町なかの至る所を澄みきった水が流れる、山あいの城下町

長良川沿いの小さな盆地に城下町の町並みが残る

郡上八幡・職人町(重伝建地区)の町並み
職人町(重伝建地区)の町並み(画像クリックでこの場所のGoogleMapが表示されます)

 岐阜県中央部の郡上地方に位置する郡上八幡(岐阜県郡上市)は、長良川とその支流の吉田川などに面した小さな盆地の中にある城下町で、奥美濃の小京都としても知られます。

 その歴史は、戦国時代の末期にこの地を支配した遠藤盛数が郡上八幡城を築城したことに始まります。その後、江戸時代に入って遠藤常友が城下町を整備し、それが現在の郡上八幡の町の基礎となりました。

 古い町並みが最も残っているのは、吉田川の北側に当たる本町通沿いの「職人町」や「柳町」の辺りで、国の重要伝統的建造物群保存地区(重伝建地区)にも選定されています。
 いわゆる「袖うだつ」を持つ家屋がずらりと並ぶ様が美しい景観を作り出しています。

 ただ、この周辺に限らず、町のメインストリートでもある新町通沿いや、その南側の立町通や日吉神社の参道など、各所で古い町並みを見ることができます。
 戦国時代以来、郡上地方の中心として発展してきた歴史を持つ町だけに、その風景には風格が感じられます。

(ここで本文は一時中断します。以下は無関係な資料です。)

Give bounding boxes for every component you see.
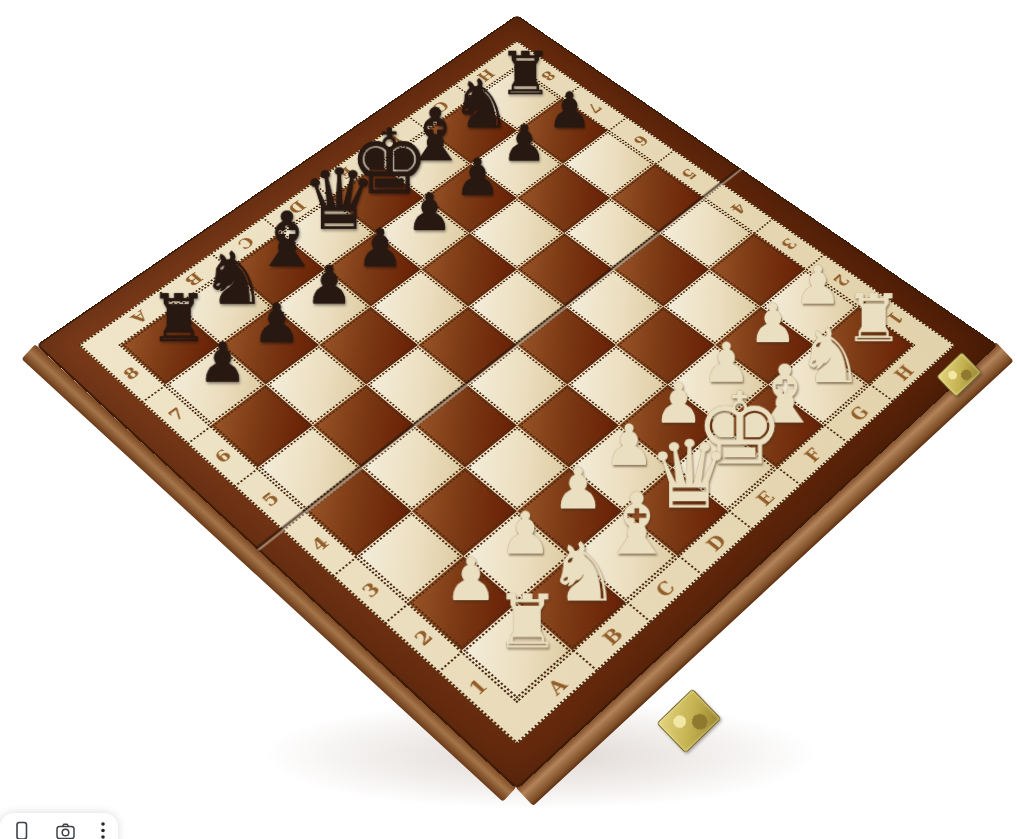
product-photo-stage: ABCDEFGH ABCDEFGH 87654321 87654321 ♜♞♟♝…: [0, 0, 1017, 839]
more-options-button[interactable]: [100, 820, 106, 839]
camera-icon: [55, 821, 76, 839]
bookmark-icon: [12, 821, 31, 839]
rank-label-3: 3: [357, 578, 384, 602]
image-toolbar: [0, 813, 118, 839]
scene-3d: ABCDEFGH ABCDEFGH 87654321 87654321 ♜♞♟♝…: [0, 0, 1017, 839]
board-squares: [121, 67, 913, 700]
camera-button[interactable]: [55, 820, 76, 839]
file-label-e: E: [334, 164, 358, 182]
rank-label-6: 6: [630, 132, 653, 149]
rank-label-1: 1: [464, 674, 492, 699]
rank-label-6: 6: [210, 445, 235, 466]
rank-label-2: 2: [409, 625, 437, 649]
kebab-menu-icon: [100, 821, 106, 839]
file-label-f: F: [383, 131, 406, 148]
chess-board: ABCDEFGH ABCDEFGH 87654321 87654321 ♜♞♟♝…: [36, 15, 998, 790]
rank-label-5: 5: [677, 165, 701, 182]
rank-label-8: 8: [537, 68, 559, 84]
rank-label-4: 4: [306, 532, 332, 555]
bookmark-button[interactable]: [12, 820, 31, 839]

 町の北東側には郡上八幡城跡が残り、県の史跡に指定されています。
 天守閣は再建されたものですが、昭和8年に木造で作られたという、もはや文化財級といっても良い貴重なものです。
 魚の形に見えるとも言われる郡上八幡の市街地を一望できる眺望も素晴らしいので、この町を訪れた際には必ず足を運ぶようにしましょう。
(坂道を上るのがちょっとだけ大変です)

郡上八幡・日吉神社参道の町並み
日吉神社参道の町並み(画像クリックでこの場所のGoogleMapが表示されます)

町なかを流れる水の美しさでも知られる町

郡上八幡・「宗祇水」の風景
「宗祇水」の風景(画像クリックでこの場所のGoogleMapが表示されます)

 名水百選の一番手に選ばれている湧き水の「宗祇水」を始めとして、町の至る所にきれいな水が流れているのもこの町の特徴。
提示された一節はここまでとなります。